Two people walked away with minor injuries from an emergency plane landing on a golf course in Sydney’s northern beaches, the Australian Broadcasting Corporation (ABC) reported on Monday, August 18.
The forced landing happened during a training flight just after 2 pm local time on Sunday, with an instructor pilot and student on board.
The Australian Transport Safety Bureau (ATSB), which is asking witnesses with videos of the emergency landing, has confirmed the aircraft was a Piper Cherokee. A video provided by Magda Gawin to all news outlets shows how the plane slams down at the Mona Vale golf course. ABC said an instructor pilot and student, both in their 50s, were on board. One of them, whose identity is not clear at present, suffered minor facial injuries, the news outlet added. The ATSB said it is gathering evidence, but it’s unclear whether it will conduct a formal investigation.

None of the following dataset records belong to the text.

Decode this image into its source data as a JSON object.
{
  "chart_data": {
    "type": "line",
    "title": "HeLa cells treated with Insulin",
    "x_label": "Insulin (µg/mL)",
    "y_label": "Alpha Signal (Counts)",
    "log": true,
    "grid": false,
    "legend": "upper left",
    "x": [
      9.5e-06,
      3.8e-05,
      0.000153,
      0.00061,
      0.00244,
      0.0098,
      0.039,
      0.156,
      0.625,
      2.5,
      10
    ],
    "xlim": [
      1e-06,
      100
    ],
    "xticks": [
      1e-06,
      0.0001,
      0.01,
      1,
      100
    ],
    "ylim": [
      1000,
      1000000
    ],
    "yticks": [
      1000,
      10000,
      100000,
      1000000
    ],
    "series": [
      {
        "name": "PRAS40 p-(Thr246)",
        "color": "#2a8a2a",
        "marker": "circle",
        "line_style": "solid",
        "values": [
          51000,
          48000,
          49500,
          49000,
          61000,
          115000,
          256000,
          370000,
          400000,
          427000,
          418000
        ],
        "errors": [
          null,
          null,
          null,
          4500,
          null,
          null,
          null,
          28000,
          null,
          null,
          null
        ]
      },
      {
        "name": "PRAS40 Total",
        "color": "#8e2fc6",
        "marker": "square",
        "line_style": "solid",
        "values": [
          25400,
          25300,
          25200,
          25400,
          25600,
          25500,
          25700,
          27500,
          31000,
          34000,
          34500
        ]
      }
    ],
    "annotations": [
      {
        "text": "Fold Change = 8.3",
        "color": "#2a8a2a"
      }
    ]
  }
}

‘Just feel out of the sky’
In a TikTok video, a witness said the plane “just fell out of the sky”, while another adds, “It was crazy, we literally just heard this noise, and then all of a sudden it went bang. And next thing you know, these guys are still playing their golf game, pretending like a plane just hasn’t fallen from the sky.”
Keanu Turnewitsch was on the course on the “third out the back” waiting for a friend to take a swing, when he said a “nice big shadow came over the top. I thought, ‘It’s a big bird’ and looked up and there was an aeroplane close enough I could have thrown a club up and hit it,” Mr Turnewitsch told the ABC.
“It was dead silence. About 30 seconds later, we had a big crunching sound … then all the ambulances and everything started coming past and sirens for 20, 30 minutes. By the time we got back up around, there was an aeroplane on the golf course,” he added.
Information from Flight Tracker shows the small aircraft took off from Shellharbour near Wollongong this afternoon and made a stop in Camden before continuing its flight north.